El regreso de Daniel Burman al mundo de la comunidad judía del Once es, como el del protagonista del film, un viaje de redescubrimiento. Un hombre joven -Alan Sabbagh-, laico, licenciado en economía, habitante ocasional de Nueva York, viaja a Buenos Aires a encontrarse con su padre. Su primera intención es presentarle a su novia, aunque esta difiere el viaje. Al llegar encuentra que su padre es solo una voz en el celular y que, un poco al azar, se debe hacer cargo de los asuntos de su fundación de ayuda comunitaria. De allí en más, en la semana previa a Purim, el personaje redescubre raíces, relaciones, tradiciones, recuerdos de infancia e incluso el amor, no solo por una mujer (gran Julieta Zylberberg) sino por sus pares, por sus amigos, por su ciudad y su barrio, por su padre, por los demás. Quien vea “solo” una fábula sobre ser judío en Buenos Aires perderá el punto: ese mundo que vamos descubriendo con el protagonista es una metáfora de cómo, en cierto momento de nuestra vida, tratamos de que encajen todas las piezas, todos los pasados que nos componen. Burman mantiene el talento para la observación y para la comedia en cada secuencia, y apuesta a una emoción más genuina y menos calculada que en algunas de sus películas más recientes. A pesar de la separación en capítulos, todo es fluido y rápido sin ser apresurado, con escenas que duran lo justo y a las que se le saca todo lo posible de manera natural.

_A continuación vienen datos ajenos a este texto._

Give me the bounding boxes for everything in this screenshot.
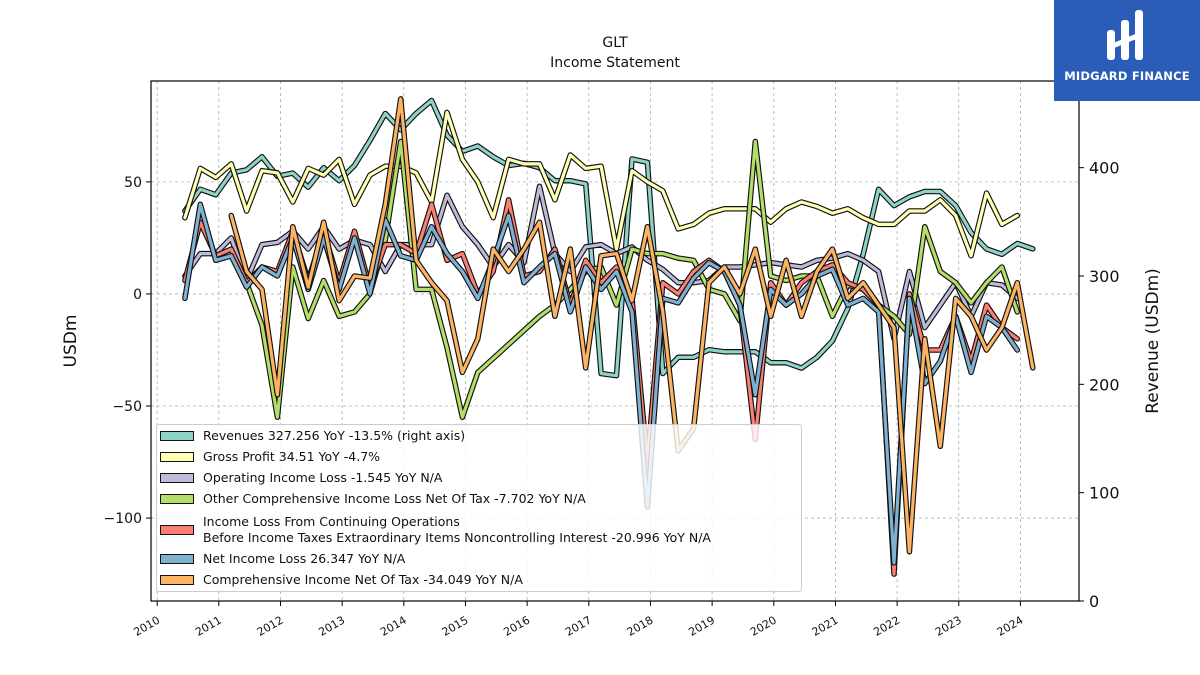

Marcos Rodríguez construye un bello documental de observación sobre esa isla rara que es el Barrio Chino de Belgrano. Lo extraño y lo cómico aparecen hasta que nos damos cuenta de que los extranjeros en ese pequeño mundo somos nosotros. El film hace lo que debe: descubre un universo que, aún al alcance de la mano (o del colectivo), pasa inadvertido ante nuestros ojos. Y algo más: lo comparte y nos invita a compartirlo.
Es probable que el aficionado al cine de terror anticipe las vueltas de tuerca de la historia. Es probable, también, que le parezcan -por lo menos algunas- más bien triviales. Pero lo mejor de esta película que tiene poco gore y apuesta a la sugestión es el uso del espacio, esa vieja y querida casa encantada donde puede suceder cualquier cosa. Aún cuando en ocasiones es demasiado mecánica y un poco perezosa, hay momentos de verdadera sugestión, de esos que causan el auténtico miedo (irracional y metafísico) que el buen cine requiere.